Início AUTO É por isso que não testamos mais armas nucleares (embora seja isso...

É por isso que não testamos mais armas nucleares (embora seja isso que Trump quer)

49
0


Donald Trump ordenou ao Departamento de Guerra que reiniciasse os testes de armas nucleares que foram interrompidos há quase três décadas. Mas esses testes foram suspensos por boas razões: além de perigosos, tornaram-se quase inúteis. Olhamos para a história dos testes nucleares em todo o mundo, mas também para o pior desastre nuclear da história americana.

• Leia também: Aqui estão três coisas que você (provavelmente) não sabia sobre Hiroshima e Nagasaki

“Devido aos programas de testes conduzidos por outros países, ordenei ao Departamento de Guerra que comece a testar as nossas armas nucleares numa base equitativa. Este processo começará imediatamente”, disse Donald Trump num comunicado na rede Truth Social.

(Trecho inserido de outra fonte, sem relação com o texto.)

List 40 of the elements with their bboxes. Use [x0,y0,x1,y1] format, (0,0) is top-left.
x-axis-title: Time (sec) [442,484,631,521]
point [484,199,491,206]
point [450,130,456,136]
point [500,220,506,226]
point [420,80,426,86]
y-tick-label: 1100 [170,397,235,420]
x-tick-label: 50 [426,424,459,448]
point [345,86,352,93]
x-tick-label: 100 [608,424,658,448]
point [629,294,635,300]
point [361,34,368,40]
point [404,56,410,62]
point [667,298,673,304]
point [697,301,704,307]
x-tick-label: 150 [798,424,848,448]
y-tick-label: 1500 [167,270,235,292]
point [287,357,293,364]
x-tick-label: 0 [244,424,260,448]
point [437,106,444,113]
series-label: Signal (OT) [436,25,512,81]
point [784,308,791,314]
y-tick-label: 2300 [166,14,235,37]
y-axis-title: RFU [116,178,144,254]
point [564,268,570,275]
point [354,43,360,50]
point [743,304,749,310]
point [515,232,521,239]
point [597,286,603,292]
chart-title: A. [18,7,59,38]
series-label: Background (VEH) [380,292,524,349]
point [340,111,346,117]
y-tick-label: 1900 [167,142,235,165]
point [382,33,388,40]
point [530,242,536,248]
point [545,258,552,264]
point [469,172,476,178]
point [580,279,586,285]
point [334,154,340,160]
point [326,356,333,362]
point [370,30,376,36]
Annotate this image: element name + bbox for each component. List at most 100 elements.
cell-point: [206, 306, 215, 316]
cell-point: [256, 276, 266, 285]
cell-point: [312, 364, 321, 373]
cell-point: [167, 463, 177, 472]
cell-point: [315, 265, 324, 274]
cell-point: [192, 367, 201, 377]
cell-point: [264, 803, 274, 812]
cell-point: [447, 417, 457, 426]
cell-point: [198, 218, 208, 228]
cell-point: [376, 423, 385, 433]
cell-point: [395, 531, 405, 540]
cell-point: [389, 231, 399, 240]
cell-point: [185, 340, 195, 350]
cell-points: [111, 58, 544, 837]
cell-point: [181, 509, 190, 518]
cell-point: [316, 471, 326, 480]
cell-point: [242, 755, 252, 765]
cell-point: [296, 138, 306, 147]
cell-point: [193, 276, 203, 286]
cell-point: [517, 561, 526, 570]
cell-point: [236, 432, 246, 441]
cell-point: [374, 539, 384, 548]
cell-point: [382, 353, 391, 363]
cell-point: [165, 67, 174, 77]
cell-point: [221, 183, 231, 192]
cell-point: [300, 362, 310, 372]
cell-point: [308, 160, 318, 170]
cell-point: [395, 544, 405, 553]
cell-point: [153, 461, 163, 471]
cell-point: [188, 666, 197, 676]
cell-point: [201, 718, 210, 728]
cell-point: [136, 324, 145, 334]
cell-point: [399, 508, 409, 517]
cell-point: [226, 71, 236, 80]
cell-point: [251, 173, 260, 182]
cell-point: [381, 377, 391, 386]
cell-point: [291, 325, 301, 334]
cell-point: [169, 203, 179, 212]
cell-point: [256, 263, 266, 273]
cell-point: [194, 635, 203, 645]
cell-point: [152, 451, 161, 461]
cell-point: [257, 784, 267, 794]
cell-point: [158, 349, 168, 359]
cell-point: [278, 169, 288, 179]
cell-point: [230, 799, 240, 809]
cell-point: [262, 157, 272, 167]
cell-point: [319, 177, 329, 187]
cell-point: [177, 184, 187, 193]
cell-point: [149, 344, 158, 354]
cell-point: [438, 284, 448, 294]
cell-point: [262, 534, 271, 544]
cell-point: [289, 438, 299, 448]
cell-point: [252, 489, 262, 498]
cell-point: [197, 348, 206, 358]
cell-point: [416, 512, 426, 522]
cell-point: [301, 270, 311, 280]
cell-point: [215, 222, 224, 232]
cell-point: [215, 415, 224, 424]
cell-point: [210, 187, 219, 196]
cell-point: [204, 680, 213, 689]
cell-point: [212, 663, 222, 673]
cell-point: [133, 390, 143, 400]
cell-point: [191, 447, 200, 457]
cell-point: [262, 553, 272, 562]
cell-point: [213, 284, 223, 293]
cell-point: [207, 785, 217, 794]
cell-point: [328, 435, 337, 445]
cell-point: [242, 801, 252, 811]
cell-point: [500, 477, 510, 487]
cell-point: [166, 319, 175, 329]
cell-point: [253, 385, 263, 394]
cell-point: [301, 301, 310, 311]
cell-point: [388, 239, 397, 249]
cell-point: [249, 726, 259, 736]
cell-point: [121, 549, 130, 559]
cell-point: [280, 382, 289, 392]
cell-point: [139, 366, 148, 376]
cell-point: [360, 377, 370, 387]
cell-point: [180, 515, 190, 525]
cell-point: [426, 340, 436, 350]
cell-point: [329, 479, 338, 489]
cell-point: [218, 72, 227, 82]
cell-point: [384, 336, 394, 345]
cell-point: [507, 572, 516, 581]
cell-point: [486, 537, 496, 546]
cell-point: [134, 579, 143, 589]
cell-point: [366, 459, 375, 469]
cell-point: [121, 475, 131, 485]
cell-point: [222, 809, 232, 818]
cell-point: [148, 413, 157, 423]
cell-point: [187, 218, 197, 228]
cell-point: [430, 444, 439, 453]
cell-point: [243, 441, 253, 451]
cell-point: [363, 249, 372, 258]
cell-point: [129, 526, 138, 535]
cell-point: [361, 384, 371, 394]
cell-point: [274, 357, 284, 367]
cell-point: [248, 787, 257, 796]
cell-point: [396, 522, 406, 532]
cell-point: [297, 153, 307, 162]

Pouco depois, o presidente americano mencionou a China, mas também, e sobretudo, a Rússia, que na semana passada apresentou a nova jóia do seu exército, o míssil nuclear de longo alcance Bourevestink.

Após a declaração de Donald Trump, Vladimir Putin negou ter realizado testes nucleares e afirmou que a sua nova arma era alimentada por um sistema de propulsão nuclear, mas que não ocorreu nenhuma explosão nuclear no âmbito do programa de desenvolvimento de mísseis.

O presidente norte-americano ainda não especificou a natureza dos testes que pretende realizar.

No entanto, Washington é signatário do Tratado de Proibição Total de Testes Nucleares (CTBT) desde 1996. Portanto, se os Estados Unidos realizarem novas explosões atómicas, como pretende o inquilino da Casa Branca, estará a violar este acordo.

2.000 testes nucleares em 80 anos

Os Estados Unidos inauguraram a era nuclear ao detonar a bomba atômica “Trinity” no Novo México em 16 de julho de 1945.

A União Soviética fez o mesmo quatro anos depois, em agosto de 1949.

Em 1998, mais de 2.000 testes foram realizados em todo o mundo, e quase metade deles (1.032) foram realizados por americanos. A União Soviética (715) e a França (210) são os outros dois países mais activos em testes nucleares.

Naquela época, a tecnologia nuclear era pouco conhecida. Os testes foram, portanto, utilizados para melhor compreender as características das explosões, nomeadamente a dimensão da área afectada e as potenciais consequências para a saúde humana e para o ambiente.

Os problemas encontrados durante estes testes levaram muitos países a adoptar moratórias no início da década de 1960.

A maioria dos países com armas nucleares parou completamente de testá-las na década de 1990 porque os efeitos das explosões podiam ser determinados através de computadores.

Segundo a ONU, nenhum país testou uma arma nuclear desde 1998, exceto a Coreia do Norte no início dos anos 2000.

Desastre nas Ilhas Marshall

Em março de 1954, os Estados Unidos testaram a primeira bomba de hidrogênio no território das Ilhas Marshall, no Pacífico.

A potência da explosão atingiu 15 megatons; Isto foi equivalente a 1.000 vezes a bomba que destruiu Hiroshima durante a Segunda Guerra Mundial.

Este teste é hoje considerado o pior desastre da história dos testes nucleares americanos.

Civis locais, membros das forças armadas americanas presentes e um barco de pesca japonês ancorado nas proximidades foram contaminados pela precipitação radioativa da explosão.

Este incidente e as dezenas de testes nucleares realizados pelos Estados Unidos no arquipélago também contribuíram para que as Ilhas Marshall se tornassem uma das regiões mais poluídas do mundo.

Um estudo publicado em 2019 por investigadores da Universidade de Columbia revela que algumas partes das ilhas contêm mais radiação do que o solo contaminado pelos desastres de Chernobyl e Fukushima.